Frederick Hogarth
George, Esq., Maryland and Berwick
Sat Aug 6, 2016 7:27pm

Hello again, Audrey,

I had thought there may be a faint chance that your George might have left Maryland at the date of his death, and that someone later confused the facts. Our George definitely "settled" in America and died in Berwick.

In 18th and 19th century society (as also at other times but with perhaps less discipline) class distinctions were upheld fairly rigidly. The term 'gentleman' was used to describe all in the upper class but, confusingly, it described also the lowest rank of the upper class. The next rank upwards was esquire and this denoted a gentleman who was slightly superior in lineage or property. His armorial achievement, commonly but loosely called his 'coat of arms', would feature a helmet garnished in gold to distinguish him from a mere gentleman with a plain helmet.
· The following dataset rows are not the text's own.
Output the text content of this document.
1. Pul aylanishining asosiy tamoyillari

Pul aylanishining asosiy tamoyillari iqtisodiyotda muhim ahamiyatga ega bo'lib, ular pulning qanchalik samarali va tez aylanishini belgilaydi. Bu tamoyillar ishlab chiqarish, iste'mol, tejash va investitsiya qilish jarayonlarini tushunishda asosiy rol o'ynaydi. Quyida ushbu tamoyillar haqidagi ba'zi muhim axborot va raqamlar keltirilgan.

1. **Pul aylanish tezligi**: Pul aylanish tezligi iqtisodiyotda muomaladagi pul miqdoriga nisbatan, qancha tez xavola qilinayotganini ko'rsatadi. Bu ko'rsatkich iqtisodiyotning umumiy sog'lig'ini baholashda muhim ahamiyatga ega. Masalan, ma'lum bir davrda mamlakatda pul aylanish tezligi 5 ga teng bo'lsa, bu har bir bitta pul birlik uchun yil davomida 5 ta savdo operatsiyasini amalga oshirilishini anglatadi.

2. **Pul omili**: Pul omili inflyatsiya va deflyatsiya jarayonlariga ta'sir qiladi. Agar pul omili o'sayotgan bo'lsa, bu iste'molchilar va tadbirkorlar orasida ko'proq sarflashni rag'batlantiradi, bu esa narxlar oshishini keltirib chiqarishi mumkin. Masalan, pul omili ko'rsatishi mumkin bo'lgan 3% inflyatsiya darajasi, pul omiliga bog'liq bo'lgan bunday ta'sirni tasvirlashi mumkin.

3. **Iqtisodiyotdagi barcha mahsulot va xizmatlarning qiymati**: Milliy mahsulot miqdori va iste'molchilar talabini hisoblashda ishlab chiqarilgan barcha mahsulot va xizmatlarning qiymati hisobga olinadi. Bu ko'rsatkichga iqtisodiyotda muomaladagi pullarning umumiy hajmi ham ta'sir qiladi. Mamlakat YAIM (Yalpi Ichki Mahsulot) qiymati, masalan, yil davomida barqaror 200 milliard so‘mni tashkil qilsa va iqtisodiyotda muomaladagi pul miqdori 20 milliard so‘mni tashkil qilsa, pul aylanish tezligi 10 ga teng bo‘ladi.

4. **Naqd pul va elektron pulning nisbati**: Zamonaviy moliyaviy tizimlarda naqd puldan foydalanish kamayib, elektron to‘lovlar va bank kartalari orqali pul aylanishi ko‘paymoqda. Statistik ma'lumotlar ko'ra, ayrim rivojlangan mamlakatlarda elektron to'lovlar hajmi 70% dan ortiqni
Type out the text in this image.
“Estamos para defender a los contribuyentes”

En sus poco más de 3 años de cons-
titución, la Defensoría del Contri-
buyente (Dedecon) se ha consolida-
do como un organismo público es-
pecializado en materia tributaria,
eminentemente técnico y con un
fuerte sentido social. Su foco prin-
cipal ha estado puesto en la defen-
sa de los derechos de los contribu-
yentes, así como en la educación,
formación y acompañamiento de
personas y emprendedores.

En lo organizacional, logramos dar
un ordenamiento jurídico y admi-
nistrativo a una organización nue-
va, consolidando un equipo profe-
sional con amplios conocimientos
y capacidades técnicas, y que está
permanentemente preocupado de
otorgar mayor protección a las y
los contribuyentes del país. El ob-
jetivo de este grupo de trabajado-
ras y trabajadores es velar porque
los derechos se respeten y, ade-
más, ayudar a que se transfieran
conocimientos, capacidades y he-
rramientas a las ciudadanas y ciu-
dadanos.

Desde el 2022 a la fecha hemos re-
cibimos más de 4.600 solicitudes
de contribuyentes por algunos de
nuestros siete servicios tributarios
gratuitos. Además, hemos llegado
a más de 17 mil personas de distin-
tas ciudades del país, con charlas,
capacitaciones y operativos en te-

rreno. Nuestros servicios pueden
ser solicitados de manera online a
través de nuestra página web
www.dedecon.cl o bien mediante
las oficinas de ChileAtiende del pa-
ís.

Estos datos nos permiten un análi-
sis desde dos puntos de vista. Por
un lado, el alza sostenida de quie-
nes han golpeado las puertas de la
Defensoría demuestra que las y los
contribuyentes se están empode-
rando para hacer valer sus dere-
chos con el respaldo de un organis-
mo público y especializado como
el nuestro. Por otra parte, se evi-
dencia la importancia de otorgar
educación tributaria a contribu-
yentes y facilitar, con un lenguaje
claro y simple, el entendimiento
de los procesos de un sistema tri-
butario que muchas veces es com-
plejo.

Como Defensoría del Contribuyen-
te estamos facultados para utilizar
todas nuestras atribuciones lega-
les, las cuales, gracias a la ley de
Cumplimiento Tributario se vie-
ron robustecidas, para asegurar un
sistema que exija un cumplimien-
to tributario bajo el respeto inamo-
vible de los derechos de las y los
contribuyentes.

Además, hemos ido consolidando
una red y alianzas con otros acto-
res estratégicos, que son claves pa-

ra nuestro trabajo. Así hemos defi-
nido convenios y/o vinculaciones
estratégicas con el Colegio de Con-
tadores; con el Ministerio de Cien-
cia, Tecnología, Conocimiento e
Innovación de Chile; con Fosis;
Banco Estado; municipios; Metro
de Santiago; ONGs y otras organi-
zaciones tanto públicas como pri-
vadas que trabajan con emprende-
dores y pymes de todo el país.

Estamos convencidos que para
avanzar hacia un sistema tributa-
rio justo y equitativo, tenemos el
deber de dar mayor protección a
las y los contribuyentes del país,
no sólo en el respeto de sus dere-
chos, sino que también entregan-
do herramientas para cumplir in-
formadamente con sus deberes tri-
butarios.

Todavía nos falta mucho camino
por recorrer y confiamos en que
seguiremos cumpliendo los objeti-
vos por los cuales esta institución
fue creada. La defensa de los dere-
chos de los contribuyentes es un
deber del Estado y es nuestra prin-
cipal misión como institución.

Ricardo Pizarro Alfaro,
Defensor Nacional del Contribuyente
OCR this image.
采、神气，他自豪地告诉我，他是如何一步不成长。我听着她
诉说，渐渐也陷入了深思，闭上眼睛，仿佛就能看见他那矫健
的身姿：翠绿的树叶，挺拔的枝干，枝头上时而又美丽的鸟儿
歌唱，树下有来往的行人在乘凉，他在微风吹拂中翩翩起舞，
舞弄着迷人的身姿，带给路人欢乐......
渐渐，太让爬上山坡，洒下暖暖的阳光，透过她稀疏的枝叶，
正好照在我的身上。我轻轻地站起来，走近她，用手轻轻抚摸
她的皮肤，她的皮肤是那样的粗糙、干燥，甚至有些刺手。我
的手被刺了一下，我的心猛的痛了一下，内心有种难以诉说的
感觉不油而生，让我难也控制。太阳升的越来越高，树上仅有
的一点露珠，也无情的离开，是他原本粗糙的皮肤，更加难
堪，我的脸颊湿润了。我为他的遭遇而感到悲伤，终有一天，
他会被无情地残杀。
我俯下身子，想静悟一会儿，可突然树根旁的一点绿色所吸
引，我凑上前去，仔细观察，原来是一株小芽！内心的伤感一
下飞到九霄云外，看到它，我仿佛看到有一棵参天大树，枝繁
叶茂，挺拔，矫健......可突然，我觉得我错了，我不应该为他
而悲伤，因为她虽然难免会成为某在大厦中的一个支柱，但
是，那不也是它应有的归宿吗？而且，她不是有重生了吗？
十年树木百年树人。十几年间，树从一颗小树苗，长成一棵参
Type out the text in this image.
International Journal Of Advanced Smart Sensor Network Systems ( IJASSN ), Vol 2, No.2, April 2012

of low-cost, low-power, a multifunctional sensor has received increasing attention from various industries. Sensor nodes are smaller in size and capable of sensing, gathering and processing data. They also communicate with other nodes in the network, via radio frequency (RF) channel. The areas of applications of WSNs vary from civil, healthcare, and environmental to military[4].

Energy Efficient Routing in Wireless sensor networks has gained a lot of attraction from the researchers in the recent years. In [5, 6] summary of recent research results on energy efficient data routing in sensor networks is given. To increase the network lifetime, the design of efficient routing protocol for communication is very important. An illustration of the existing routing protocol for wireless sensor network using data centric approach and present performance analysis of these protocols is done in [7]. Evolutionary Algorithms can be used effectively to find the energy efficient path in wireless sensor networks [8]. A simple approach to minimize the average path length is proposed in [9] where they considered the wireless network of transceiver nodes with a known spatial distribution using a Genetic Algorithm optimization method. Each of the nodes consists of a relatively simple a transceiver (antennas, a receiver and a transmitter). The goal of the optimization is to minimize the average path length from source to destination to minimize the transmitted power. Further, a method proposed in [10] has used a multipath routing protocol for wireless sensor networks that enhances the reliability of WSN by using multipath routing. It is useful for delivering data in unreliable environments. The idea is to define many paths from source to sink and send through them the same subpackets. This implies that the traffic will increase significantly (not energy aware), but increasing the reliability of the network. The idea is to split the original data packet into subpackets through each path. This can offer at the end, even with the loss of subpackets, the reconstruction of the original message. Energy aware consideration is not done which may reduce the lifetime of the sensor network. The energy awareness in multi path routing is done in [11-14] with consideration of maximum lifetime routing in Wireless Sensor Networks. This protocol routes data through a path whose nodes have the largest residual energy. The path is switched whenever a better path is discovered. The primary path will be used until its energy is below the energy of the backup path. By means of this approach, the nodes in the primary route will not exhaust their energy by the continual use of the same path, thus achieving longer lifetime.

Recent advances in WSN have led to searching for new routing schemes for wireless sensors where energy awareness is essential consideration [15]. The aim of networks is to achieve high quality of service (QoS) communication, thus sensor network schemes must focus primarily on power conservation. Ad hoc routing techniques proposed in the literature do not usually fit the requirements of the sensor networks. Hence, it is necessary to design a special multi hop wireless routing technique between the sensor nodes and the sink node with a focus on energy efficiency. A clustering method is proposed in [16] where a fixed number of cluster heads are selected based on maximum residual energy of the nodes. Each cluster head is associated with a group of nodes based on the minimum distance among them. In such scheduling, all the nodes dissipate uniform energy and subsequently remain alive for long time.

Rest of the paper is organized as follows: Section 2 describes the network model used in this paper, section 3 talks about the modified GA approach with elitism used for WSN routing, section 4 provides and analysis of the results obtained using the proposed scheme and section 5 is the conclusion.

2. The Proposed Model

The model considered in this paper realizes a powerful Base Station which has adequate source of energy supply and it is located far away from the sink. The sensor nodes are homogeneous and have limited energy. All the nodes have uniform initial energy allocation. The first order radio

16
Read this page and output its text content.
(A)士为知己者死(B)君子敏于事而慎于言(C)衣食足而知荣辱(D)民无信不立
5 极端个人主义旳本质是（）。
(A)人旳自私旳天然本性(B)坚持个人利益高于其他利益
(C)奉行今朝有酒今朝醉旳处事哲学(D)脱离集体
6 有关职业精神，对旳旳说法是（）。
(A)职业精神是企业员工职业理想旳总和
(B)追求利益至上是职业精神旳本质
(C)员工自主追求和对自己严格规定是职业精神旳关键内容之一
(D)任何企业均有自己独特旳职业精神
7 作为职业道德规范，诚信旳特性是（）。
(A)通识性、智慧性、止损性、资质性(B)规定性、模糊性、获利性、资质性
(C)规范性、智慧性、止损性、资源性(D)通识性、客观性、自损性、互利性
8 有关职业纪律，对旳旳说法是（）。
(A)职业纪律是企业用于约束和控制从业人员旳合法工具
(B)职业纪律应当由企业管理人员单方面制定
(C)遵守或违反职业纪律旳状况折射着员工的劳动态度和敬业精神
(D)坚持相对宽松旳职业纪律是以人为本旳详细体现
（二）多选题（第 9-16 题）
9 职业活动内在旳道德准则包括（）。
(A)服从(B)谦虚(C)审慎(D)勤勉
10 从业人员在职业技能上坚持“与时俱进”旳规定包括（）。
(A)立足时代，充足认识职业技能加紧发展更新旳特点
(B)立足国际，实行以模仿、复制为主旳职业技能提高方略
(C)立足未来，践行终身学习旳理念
An officer of the lowest rank in the Royal Navy and in the Army would rank as a Gentleman, but would rise to Esquire on promotion respectively up to First Lieutenant or Captain (and in the RAF today to Flight Lieutenant). Note that a Captain in the Royal Navy is equivalent to an Army Colonel. In the USA today, I am told, on the eastern side of the country the term Esquire is added as a post-nominal to the surnames of lawyers, but I doubt this was true ca 1820. Although it would not be said that in the UK a child inherited the rank "by blood", it is nevertheless true that a child would inherit the standing of 'gentle' from the parents, and that this would not be so if one of the parents had married out of his/her class. (Many Victorian novels relied on this for their plots.)

    • George, ESQ (MD)audrey19106, Sun Aug 7 1:57pm
      Thank you! This has been very helpful.